Thursday, June 3, 2010

Spring Riverwalks 2010!

Performance artist and poet, Rhonda Morton and Naturalist Educator, Ian McLaughlin from Tanglewood Nature Center presented the Spring Riverwalks to CRSP students. Both presenters asked students to draw on experiences during the fall riverwalks and classroom visits as written in the journals they kept all year.
Morton focused on the use of simile and metaphor in writing and was able to inspire the students to generate some of their own through careful and quiet observation and techniques for building sensory and writing "muscles."

The grass smells like a fresh salad....
The tall grass looks like mist rising...The leaves look like a small bed...the creek whooshes like a conductor's wand...The clover looks like butterflies...The grass looks like the back of a giant bug.

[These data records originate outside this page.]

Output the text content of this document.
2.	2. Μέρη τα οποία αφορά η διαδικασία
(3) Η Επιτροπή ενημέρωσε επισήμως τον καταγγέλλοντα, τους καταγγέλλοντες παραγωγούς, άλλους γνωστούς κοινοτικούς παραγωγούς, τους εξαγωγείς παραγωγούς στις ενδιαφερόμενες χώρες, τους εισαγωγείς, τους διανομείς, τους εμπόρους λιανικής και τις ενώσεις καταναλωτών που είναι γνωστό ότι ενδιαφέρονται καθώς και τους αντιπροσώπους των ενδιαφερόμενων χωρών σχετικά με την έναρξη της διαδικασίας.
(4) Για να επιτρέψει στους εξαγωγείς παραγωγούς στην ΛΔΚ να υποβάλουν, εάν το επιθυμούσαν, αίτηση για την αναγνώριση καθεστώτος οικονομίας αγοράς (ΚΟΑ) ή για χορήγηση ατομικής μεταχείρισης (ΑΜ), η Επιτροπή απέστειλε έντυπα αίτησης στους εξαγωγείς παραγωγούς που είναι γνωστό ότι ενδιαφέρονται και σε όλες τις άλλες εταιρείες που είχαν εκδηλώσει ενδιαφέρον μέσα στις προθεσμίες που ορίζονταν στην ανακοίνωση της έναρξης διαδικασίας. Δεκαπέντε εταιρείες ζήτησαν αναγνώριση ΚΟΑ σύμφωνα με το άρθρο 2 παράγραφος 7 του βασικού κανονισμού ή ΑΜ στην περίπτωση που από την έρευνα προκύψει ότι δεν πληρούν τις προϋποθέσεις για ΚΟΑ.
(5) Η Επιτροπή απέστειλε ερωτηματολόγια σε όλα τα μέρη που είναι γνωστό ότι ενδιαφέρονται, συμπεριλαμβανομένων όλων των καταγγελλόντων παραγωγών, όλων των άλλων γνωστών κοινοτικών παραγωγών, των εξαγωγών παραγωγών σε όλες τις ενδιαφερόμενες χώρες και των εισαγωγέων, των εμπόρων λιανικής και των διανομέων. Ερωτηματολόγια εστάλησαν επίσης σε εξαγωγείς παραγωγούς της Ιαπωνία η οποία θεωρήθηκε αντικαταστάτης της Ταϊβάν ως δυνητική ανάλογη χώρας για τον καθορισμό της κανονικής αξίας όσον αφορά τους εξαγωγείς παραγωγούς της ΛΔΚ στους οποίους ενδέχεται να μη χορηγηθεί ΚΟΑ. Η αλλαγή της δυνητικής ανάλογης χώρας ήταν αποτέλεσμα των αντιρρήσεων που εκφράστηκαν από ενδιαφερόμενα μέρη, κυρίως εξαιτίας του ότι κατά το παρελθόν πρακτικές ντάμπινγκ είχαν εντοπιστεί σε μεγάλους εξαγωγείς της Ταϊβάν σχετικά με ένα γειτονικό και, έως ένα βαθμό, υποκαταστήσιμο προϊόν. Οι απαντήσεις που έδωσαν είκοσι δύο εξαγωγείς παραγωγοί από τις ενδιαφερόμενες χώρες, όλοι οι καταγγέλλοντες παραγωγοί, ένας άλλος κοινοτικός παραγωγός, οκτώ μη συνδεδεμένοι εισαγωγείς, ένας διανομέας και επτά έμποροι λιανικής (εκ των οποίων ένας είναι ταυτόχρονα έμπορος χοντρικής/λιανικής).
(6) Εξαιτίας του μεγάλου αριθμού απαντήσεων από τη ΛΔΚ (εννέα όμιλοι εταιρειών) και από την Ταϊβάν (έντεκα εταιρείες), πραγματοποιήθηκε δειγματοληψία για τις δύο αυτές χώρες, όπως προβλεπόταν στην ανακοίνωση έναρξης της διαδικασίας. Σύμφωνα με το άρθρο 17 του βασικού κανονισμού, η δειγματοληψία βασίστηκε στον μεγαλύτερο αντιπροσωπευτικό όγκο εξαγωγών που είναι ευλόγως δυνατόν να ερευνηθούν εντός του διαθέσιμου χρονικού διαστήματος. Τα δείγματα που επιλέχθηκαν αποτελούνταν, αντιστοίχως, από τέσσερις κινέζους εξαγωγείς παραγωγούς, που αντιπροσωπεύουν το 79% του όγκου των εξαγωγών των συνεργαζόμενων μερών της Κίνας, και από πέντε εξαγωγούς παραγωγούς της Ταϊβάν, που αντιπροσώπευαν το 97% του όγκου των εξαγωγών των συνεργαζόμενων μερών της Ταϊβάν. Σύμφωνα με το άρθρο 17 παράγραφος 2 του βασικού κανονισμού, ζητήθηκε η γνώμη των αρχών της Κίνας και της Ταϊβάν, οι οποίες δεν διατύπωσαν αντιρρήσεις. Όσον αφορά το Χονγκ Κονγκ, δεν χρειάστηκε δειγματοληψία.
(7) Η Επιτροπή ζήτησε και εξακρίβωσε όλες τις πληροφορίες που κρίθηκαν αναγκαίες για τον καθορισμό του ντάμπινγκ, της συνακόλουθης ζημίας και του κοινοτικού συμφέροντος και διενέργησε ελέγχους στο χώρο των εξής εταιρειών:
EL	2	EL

McLaughlin reviewed the water cycle with his students and introduced them to some new fauna. Students learned where the Wyncoop Creek originated and had lots of fun exploring it and discovering new creatures especially hiding under rocks. For some 4th graders, it was their first experience finding crayfish and small bugs and amphibians in the wild.


Center Street teacher, Bob Bartley, accompanies his students to the Chemung River.



A wood pecker was on hand at the Wyncoop Creek offering plenty of sensory output!

It sounds like A whole orchestra: the woodpecker is a drum, the other birds are flutes, the clothes rubbing sound like a guitar...

The woodpecker sounds llike a man chopping wood...


The flowers look like confetti...



Center Street teacher, Elaine Benton, documents the event with her camera.